Un coup de cœur du Carnet
Véronique BERGEN, Écume, ONLiT, 2023, 24,99 €, ISBN : 978-2-87560-159-9
Chaque nouvel opus de Véronique Bergen révèle l’immensité d’un monde insoupçonné. Son nouveau roman, Écume, publié aux éditions ONLIT (qui avaient accueilli Tous doivent être sauvés ou aucun en 2018 et Icône H. en 2021), n’y déroge pas. Plongeant dans l’élément aquatique, Écume, au titre aussi tranché qu’évocateur, éclabousse les rivières du conformisme.
S’ouvrant sur la formule « Détrompez-vous », le roman affole d’emblée nos boussoles et nos sextants. Il est taillé dans la syntaxe de la mer, épouse les vocables des êtres qui l’habitent.
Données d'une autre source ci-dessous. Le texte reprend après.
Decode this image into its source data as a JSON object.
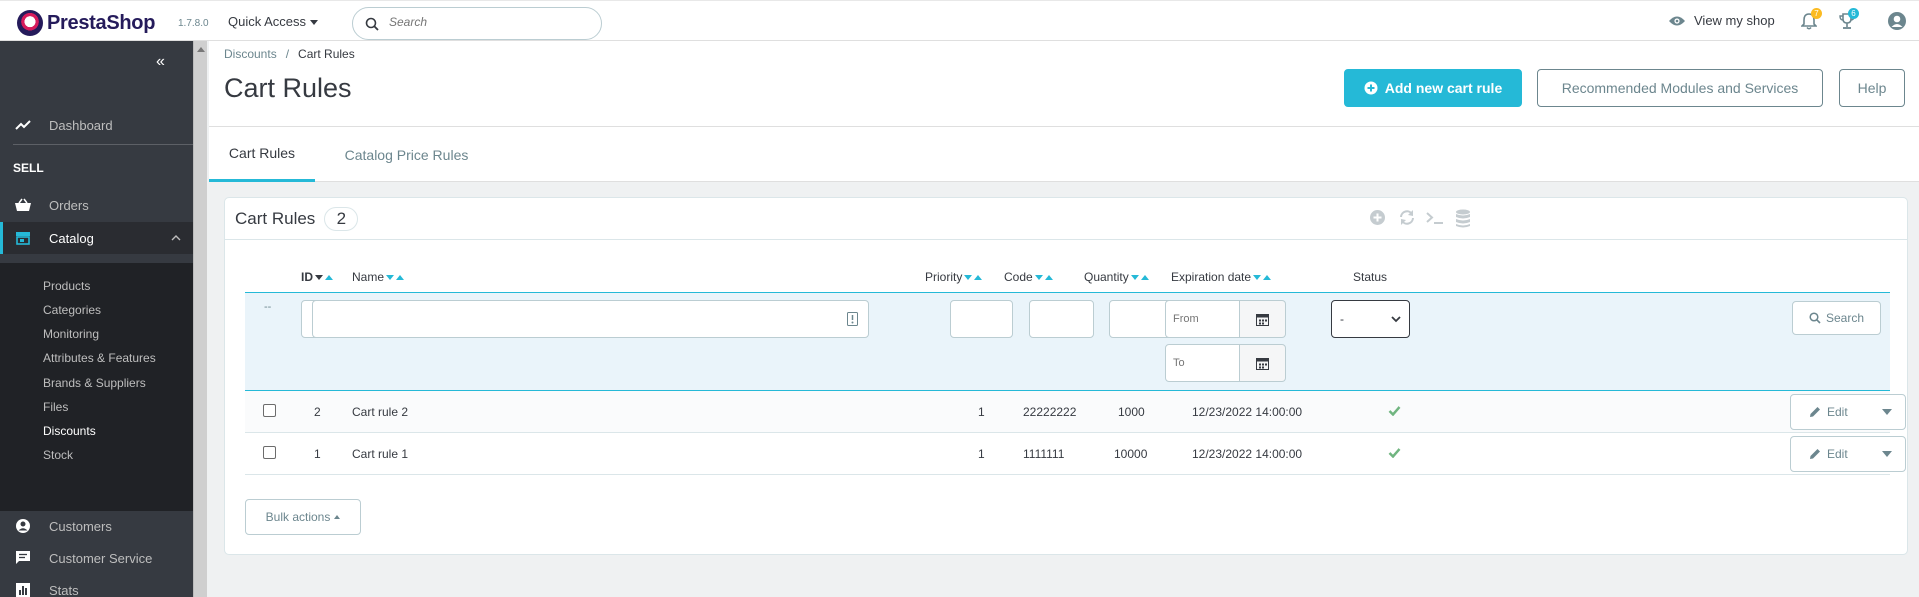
{
  "app": {
    "brand": "PrestaShop",
    "version": "1.7.8.0"
  },
  "header": {
    "quick_access": "Quick Access",
    "search_placeholder": "Search",
    "view_shop": "View my shop",
    "notif_count": "7",
    "orders_count": "6"
  },
  "sidebar": {
    "dashboard": "Dashboard",
    "section_sell": "SELL",
    "orders": "Orders",
    "catalog": "Catalog",
    "catalog_sub": [
      "Products",
      "Categories",
      "Monitoring",
      "Attributes & Features",
      "Brands & Suppliers",
      "Files",
      "Discounts",
      "Stock"
    ],
    "customers": "Customers",
    "customer_service": "Customer Service",
    "stats": "Stats"
  },
  "breadcrumb": {
    "parent": "Discounts",
    "current": "Cart Rules"
  },
  "page": {
    "title": "Cart Rules",
    "add_button": "Add new cart rule",
    "modules_button": "Recommended Modules and Services",
    "help_button": "Help"
  },
  "tabs": [
    "Cart Rules",
    "Catalog Price Rules"
  ],
  "panel": {
    "title": "Cart Rules",
    "count": "2",
    "columns": {
      "id": "ID",
      "name": "Name",
      "priority": "Priority",
      "code": "Code",
      "quantity": "Quantity",
      "expiration": "Expiration date",
      "status": "Status"
    },
    "filters": {
      "dash": "--",
      "from_placeholder": "From",
      "to_placeholder": "To",
      "status_value": "-",
      "search_button": "Search"
    },
    "rows": [
      {
        "id": "2",
        "name": "Cart rule 2",
        "priority": "1",
        "code": "22222222",
        "quantity": "1000",
        "expiration": "12/23/2022 14:00:00",
        "status": "enabled",
        "action": "Edit"
      },
      {
        "id": "1",
        "name": "Cart rule 1",
        "priority": "1",
        "code": "1111111",
        "quantity": "10000",
        "expiration": "12/23/2022 14:00:00",
        "status": "enabled",
        "action": "Edit"
      }
    ],
    "bulk_actions": "Bulk actions"
  },
  "colors": {
    "accent": "#25b9d7",
    "sidebar": "#363a41",
    "success": "#70b580",
    "notif_badge": "#fbbb22"
  }
}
Écume secoue les vagues de l’Histoire, plonge dans les bas-fonds de la mémoire, puise dans la matière noire des « océanicides » et des ruées vers le spermaceti qui n’a valeur d’or qu’au prix de massacres, pour livrer un hymne à la liberté à l’état sauvage.
Croisant deux odyssées, Écume relie les sévices infligés au monde de la mer et de la terre aux affects de l’une des narratrices, Anaïs. Celle-ci, à l’instar de Moby Dick, est traquée dès l’enfance par son propre Achab, est aux prises avec ses propres instincts. Anaïs brouille ses voyelles et son tréma comme les cétacés leurs écholocations, pour fuir ce et ceux qui cherchent à la harponner. Chassé-croisé de deux prédations, de deux ogres (celui d’Anaïs et le chasseur de baleines), Écume prend le Moby Dick d’Herman Melville à rebrousse-fanons et l’emmène sur d’autres rivages.
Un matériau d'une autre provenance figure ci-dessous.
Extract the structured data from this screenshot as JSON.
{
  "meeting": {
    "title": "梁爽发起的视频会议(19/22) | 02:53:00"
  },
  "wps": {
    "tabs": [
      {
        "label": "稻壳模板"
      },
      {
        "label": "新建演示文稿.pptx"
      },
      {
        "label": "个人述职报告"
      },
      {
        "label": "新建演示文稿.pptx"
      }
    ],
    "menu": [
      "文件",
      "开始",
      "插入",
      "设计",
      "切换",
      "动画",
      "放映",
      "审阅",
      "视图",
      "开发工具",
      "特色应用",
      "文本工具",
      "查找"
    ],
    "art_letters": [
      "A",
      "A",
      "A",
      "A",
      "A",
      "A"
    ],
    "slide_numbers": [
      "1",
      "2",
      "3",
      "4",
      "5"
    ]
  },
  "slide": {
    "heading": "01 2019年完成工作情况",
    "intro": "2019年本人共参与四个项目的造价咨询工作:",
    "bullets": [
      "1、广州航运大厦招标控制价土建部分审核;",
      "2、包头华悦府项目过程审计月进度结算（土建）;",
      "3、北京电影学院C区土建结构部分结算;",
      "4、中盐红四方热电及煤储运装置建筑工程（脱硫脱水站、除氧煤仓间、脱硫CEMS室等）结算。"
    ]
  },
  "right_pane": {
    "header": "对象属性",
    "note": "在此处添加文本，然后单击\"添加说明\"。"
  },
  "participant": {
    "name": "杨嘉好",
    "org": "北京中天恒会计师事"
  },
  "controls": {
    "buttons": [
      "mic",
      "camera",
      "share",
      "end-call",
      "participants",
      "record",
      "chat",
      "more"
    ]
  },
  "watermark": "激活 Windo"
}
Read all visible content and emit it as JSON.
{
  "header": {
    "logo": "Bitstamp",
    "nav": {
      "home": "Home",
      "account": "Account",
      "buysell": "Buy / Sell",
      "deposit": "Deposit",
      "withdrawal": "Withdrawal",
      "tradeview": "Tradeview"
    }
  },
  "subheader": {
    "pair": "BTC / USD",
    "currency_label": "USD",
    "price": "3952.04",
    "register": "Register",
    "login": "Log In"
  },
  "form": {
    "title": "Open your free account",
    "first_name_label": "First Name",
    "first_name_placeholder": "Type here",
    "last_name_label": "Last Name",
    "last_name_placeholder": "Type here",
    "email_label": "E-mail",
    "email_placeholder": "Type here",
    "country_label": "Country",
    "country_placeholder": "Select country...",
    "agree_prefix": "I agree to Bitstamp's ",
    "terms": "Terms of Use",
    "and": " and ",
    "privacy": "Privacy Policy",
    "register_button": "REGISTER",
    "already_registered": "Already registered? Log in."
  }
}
Voyages et pérégrinations d’Ismaël et d’Anaïs sur les flots tourmentés à bord de La Mirabelle, ces « pages-branchies » tiennent tant les protagonistes que le lecteur sur le fil du rasoir. Voiles opiacés, scènes SM, suavité des corps, des fantasmes et des amours, tentatives de conjurations des catastrophes des mondes aquatiques et terrestres,… autant de cordages amarrant la langue à l’indomptable. La mer s’engouffre dans ces pages, en shibari d’images virtuoses.
« Dies irae », chants pour le dauphin Honey, pour les damnés de la mer et de la terre, pour les êtres exterminés par la mégalomanie systématique et organisée des tortionnaires… L’entrelacement des différentes voix, le dispositif polyphonique également à l’œuvre dans d’autres romans tels que Kaspar Hauser ou la phrase préférée du vent, Tous doivent être sauvés ou aucun, Guérilla, Icône H.,… est, ici aussi, d’une puissance vertigineuse. À ce titre, Écume semble écrit sous le prisme de l’univocité théorisée par Gilles Deleuze : « Une seule et même voix pour tout le multiple aux mille voies, un seul et même Océan pour toutes les gouttes, une seule clameur de l’Être pour tous les étants ».
« Dans quel texte littéraire jetteriez-vous l’ancre afin de vous y installer à demeure ? » Assurément, dans Écume, qui échappe à toute tentative de séquestration des affects et résiste au harponnage et à la traque – tant des cétacés, des grands fauves que de la langue elle-même.